Mrs. Whitman and Serena stood wonderingly in the door. "Where's the folks?" asked Mrs. Whitman.
Then Mr. Wiggins, standing by the wheelbarrow, explained how Hiram Green had had to use the horse for ploughing up in the six-acre lot, how he had promised to hire it to him, and his wife hadn't known it, and how he had had to go to the store for grain with the wheelbarrow, and his wife had got him to stop and tell Mis' Whitman she was dreadfully sorry it happened so, but she didn't see how they could walk, and they would come over the first day they could have the horse; and she didn't know but what Mis' Whitman's apples had give out, so she sent her over a few of their russets; they had 'most two barrels left, and they were spoiling fast, and they wanted to get rid of them.
When Ruth came home from school she found an immense kettle of parsnip stew, her father and her uncles Silas and Caleb again forming a pleasant expectant semicircle before the fire, but no Wigginses. To-day the stew was seasoned daintily, and salt had taken the place of saleratus. There was no stint as to quantity, but there were not enough partakers. Mrs. Whitman filled a great bowl for Lucy Ann; she sent a dish over to the Whites; father and Caleb and Silas ate manfully, and passed their plates again and again; Serena and Ruth and their mother ate all they could, and the cat had her fill; but the Whitmans, with all their allies, could not eat their own share and that of the Wigginses. But the stew was delicious, and as the family ate, their simple homely little feud was healed, and the parsnip stew smoked in their midst like a pipe of peace.
[THE DICKEY BOY]
"I should think it was about time for him to be comin'," said Mrs.

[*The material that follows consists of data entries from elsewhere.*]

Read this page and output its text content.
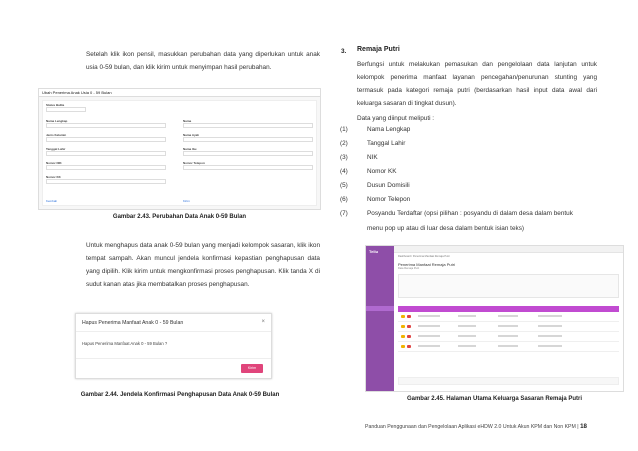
Setelah klik ikon pensil, masukkan perubahan data yang diperlukan untuk anak usia 0-59 bulan, dan klik kirim untuk menyimpan hasil perubahan.
Ubah Penerima Anak Usia 0 - 59 Bulan
Status Balita
Nama Lengkap	Nama
Jenis Kelamin	Nama Ayah
Tanggal Lahir	Nama Ibu
Nomor NIK	Nomor Telepon
Nomor KK
Kembali	Kirim
Gambar 2.43. Perubahan Data Anak 0-59 Bulan
Untuk menghapus data anak 0-59 bulan yang menjadi kelompok sasaran, klik ikon tempat sampah. Akan muncul jendela konfirmasi kepastian penghapusan data yang dipilih. Klik kirim untuk mengkonfirmasi proses penghapusan. Klik tanda X di sudut kanan atas jika membatalkan proses penghapusan.
Hapus Penerima Manfaat Anak 0 - 59 Bulan	×
Hapus Penerima Manfaat Anak 0 - 59 Bulan ?
Kirim
Gambar 2.44. Jendela Konfirmasi Penghapusan Data Anak 0-59 Bulan
3. Remaja Putri
Berfungsi untuk melakukan pemasukan dan pengelolaan data lanjutan untuk kelompok penerima manfaat layanan pencegahan/penurunan stunting yang termasuk pada kategori remaja putri (berdasarkan hasil input data awal dari keluarga sasaran di tingkat dusun).
Data yang diinput meliputi :
(1)	Nama Lengkap
(2)	Tanggal Lahir
(3)	NIK
(4)	Nomor KK
(5)	Dusun Domisili
(6)	Nomor Telepon
(7)	Posyandu Terdaftar (opsi pilihan : posyandu di dalam desa dalam bentuk
menu pop up atau di luar desa dalam bentuk isian teks)
Tellu
Dashboard / Penerima Manfaat Remaja Putri
Penerima Manfaat Remaja Putri
Data Remaja Putri
Gambar 2.45. Halaman Utama Keluarga Sasaran Remaja Putri
Panduan Penggunaan dan Pengelolaan Aplikasi eHDW 2.0 Untuk Akun KPM dan Non KPM | 18
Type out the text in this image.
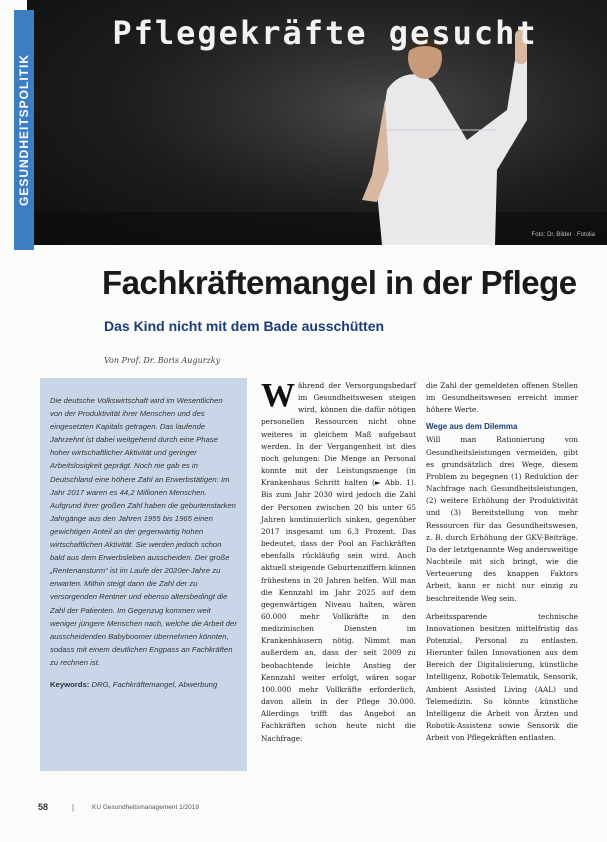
Pflegekräfte gesucht
Foto: Dr. Bilder · Fotolia
GESUNDHEITSPOLITIK
Fachkräftemangel in der Pflege
Das Kind nicht mit dem Bade ausschütten
Von Prof. Dr. Boris Augurzky

Die deutsche Volkswirtschaft wird im Wesentlichen von der Produktivität ihrer Menschen und des eingesetzten Kapitals getragen. Das laufende Jahrzehnt ist dabei weitgehend durch eine Phase hoher wirtschaftlicher Aktivität und geringer Arbeitslosigkeit geprägt. Noch nie gab es in Deutschland eine höhere Zahl an Erwerbstätigen: Im Jahr 2017 waren es 44,2 Millionen Menschen. Aufgrund ihrer großen Zahl haben die geburtenstarken Jahrgänge aus den Jahren 1955 bis 1965 einen gewichtigen Anteil an der gegenwärtig hohen wirtschaftlichen Aktivität. Sie werden jedoch schon bald aus dem Erwerbsleben ausscheiden. Der große „Rentenansturm“ ist im Laufe der 2020er-Jahre zu erwarten. Mithin steigt dann die Zahl der zu versorgenden Rentner und ebenso altersbedingt die Zahl der Patienten. Im Gegenzug kommen weit weniger jüngere Menschen nach, welche die Arbeit der ausscheidenden Babyboomer übernehmen könnten, sodass mit einem deutlichen Engpass an Fachkräften zu rechnen ist.

Keywords: DRG, Fachkräftemangel, Abwerbung

W ährend der Versorgungsbedarf im Gesundheitswesen steigen wird, können die dafür nötigen personellen Ressourcen nicht ohne weiteres in gleichem Maß aufgebaut werden. In der Vergangenheit ist dies noch gelungen: Die Menge an Personal konnte mit der Leistungsmenge (in Krankenhaus Schritt halten (► Abb. 1). Bis zum Jahr 2030 wird jedoch die Zahl der Personen zwischen 20 bis unter 65 Jahren kontinuierlich sinken, gegenüber 2017 insgesamt um 6,3 Prozent. Das bedeutet, dass der Pool an Fachkräften ebenfalls rückläufig sein wird. Auch aktuell steigende Geburtenziffern können frühestens in 20 Jahren helfen. Will man die Kennzahl im Jahr 2025 auf dem gegenwärtigen Niveau halten, wären 60.000 mehr Vollkräfte in den medizinischen Diensten im Krankenhäusern nötig. Nimmt man außerdem an, dass der seit 2009 zu beobachtende leichte Anstieg der Kennzahl weiter erfolgt, wären sogar 100.000 mehr Vollkräfte erforderlich, davon allein in der Pflege 30.000. Allerdings trifft das Angebot an Fachkräften schon heute nicht die Nachfrage:

die Zahl der gemeldeten offenen Stellen im Gesundheitswesen erreicht immer höhere Werte.

Wege aus dem Dilemma

Will man Rationierung von Gesundheitsleistungen vermeiden, gibt es grundsätzlich drei Wege, diesem Problem zu begegnen (1) Reduktion der Nachfrage nach Gesundheitsleistungen, (2) weitere Erhöhung der Produktivität und (3) Bereitstellung von mehr Ressourcen für das Gesundheitswesen, z. B. durch Erhöhung der GKV-Beiträge. Da der letztgenannte Weg andersweitige Nachteile mit sich bringt, wie die Verteuerung des knappen Faktors Arbeit, kann er nicht nur einzig zu beschreitende Weg sein.

Arbeitssparende technische Innovationen besitzen mittelfristig das Potenzial, Personal zu entlasten. Hierunter fallen Innovationen aus dem Bereich der Digitalisierung, künstliche Intelligenz, Robotik-Telematik, Sensorik, Ambient Assisted Living (AAL) und Telemedizin. So könnte künstliche Intelligenz die Arbeit von Ärzten und Robotik-Assistenz sowie Sensorik die Arbeit von Pflegekräften entlasten.

58	|	KU Gesundheitsmanagement 1/2019
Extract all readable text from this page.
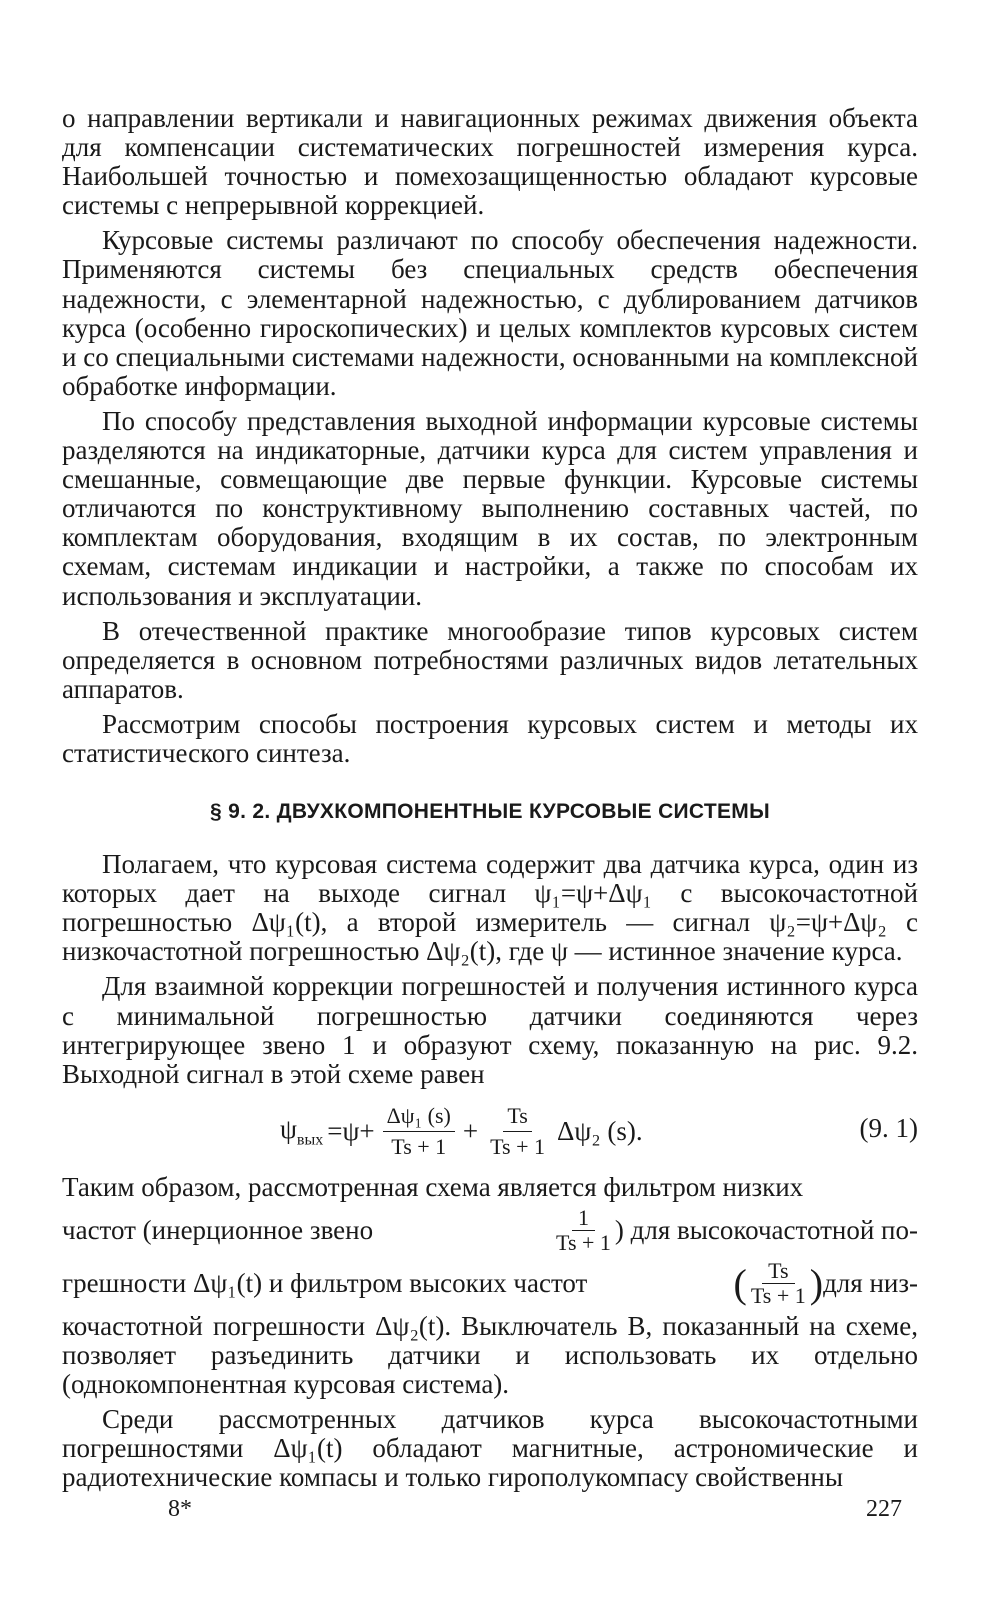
о направлении вертикали и навигационных режимах движения объекта для компенсации систематических погрешностей измерения курса. Наибольшей точностью и помехозащищенностью обладают курсовые системы с непрерывной коррекцией.

Курсовые системы различают по способу обеспечения надежности. Применяются системы без специальных средств обеспечения надежности, с элементарной надежностью, с дублированием датчиков курса (особенно гироскопических) и целых комплектов курсовых систем и со специальными системами надежности, основанными на комплексной обработке информации.

По способу представления выходной информации курсовые системы разделяются на индикаторные, датчики курса для систем управления и смешанные, совмещающие две первые функции. Курсовые системы отличаются по конструктивному выполнению составных частей, по комплектам оборудования, входящим в их состав, по электронным схемам, системам индикации и настройки, а также по способам их использования и эксплуатации.

В отечественной практике многообразие типов курсовых систем определяется в основном потребностями различных видов летательных аппаратов.

Рассмотрим способы построения курсовых систем и методы их статистического синтеза.

§ 9. 2. ДВУХКОМПОНЕНТНЫЕ КУРСОВЫЕ СИСТЕМЫ

Полагаем, что курсовая система содержит два датчика курса, один из которых дает на выходе сигнал ψ₁=ψ+Δψ₁ с высокочастотной погрешностью Δψ₁(t), а второй измеритель — сигнал ψ₂=ψ+Δψ₂ с низкочастотной погрешностью Δψ₂(t), где ψ — истинное значение курса.

Для взаимной коррекции погрешностей и получения истинного курса с минимальной погрешностью датчики соединяются через интегрирующее звено 1 и образуют схему, показанную на рис. 9.2. Выходной сигнал в этой схеме равен

$\psi_{вых} =\psi+ \frac{\text{Δψ₁ (s)}}{Ts + 1} + \frac{Ts}{Ts + 1} \Delta\psi_2$ (s).	(9. 1)
Таким образом, рассмотренная схема является фильтром низких
частот (инерционное звено	$\frac{1}{Ts + 1}$ ) для высокочастотной по-
грешности Δψ₁(t) и фильтром высоких частот	( $\frac{Ts}{Ts + 1}$ ) для низ-
кочастотной погрешности Δψ₂(t). Выключатель В, показанный на схеме, позволяет разъединить датчики и использовать их отдельно (однокомпонентная курсовая система).

Среди рассмотренных датчиков курса высокочастотными погрешностями Δψ₁(t) обладают магнитные, астрономические и радиотехнические компасы и только гирополукомпасу свойственны

8*	227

Rose.
"So should I," assented Miss Elvira Grayson. She peered around the corner of the front door. Her face was thin and anxious, and her voice was so like it that it was unmistakably her own note. One would as soon expect a crow to chick-a-dee as Miss Elvira to talk in any other way. She was tall, and there was a sort of dainty angularity about her narrow shoulders. She wore an old black silk, which was a great deal of dress for afternoon. She had considerable money in the bank, and could afford to dress well. She wore also some white lace around her long neck, and it was fastened with a handsome gold-and-jet brooch. She was knitting some blue worsted, and she sat back in the front entry, out of the draft. She considered herself rather delicate.
Mrs. Rose sat boldly out in the yard in the full range of the breeze, sewing upon a blue-and-white gingham waist for her son Willy. She was a large, pretty-faced woman in a stiffly starched purple muslin, which spread widely around her.
"He's been gone 'most an hour," she went on; "I hope there's nothin' happened."
"I wonder if there's snakes in that meadow?" ruminated Miss Elvira.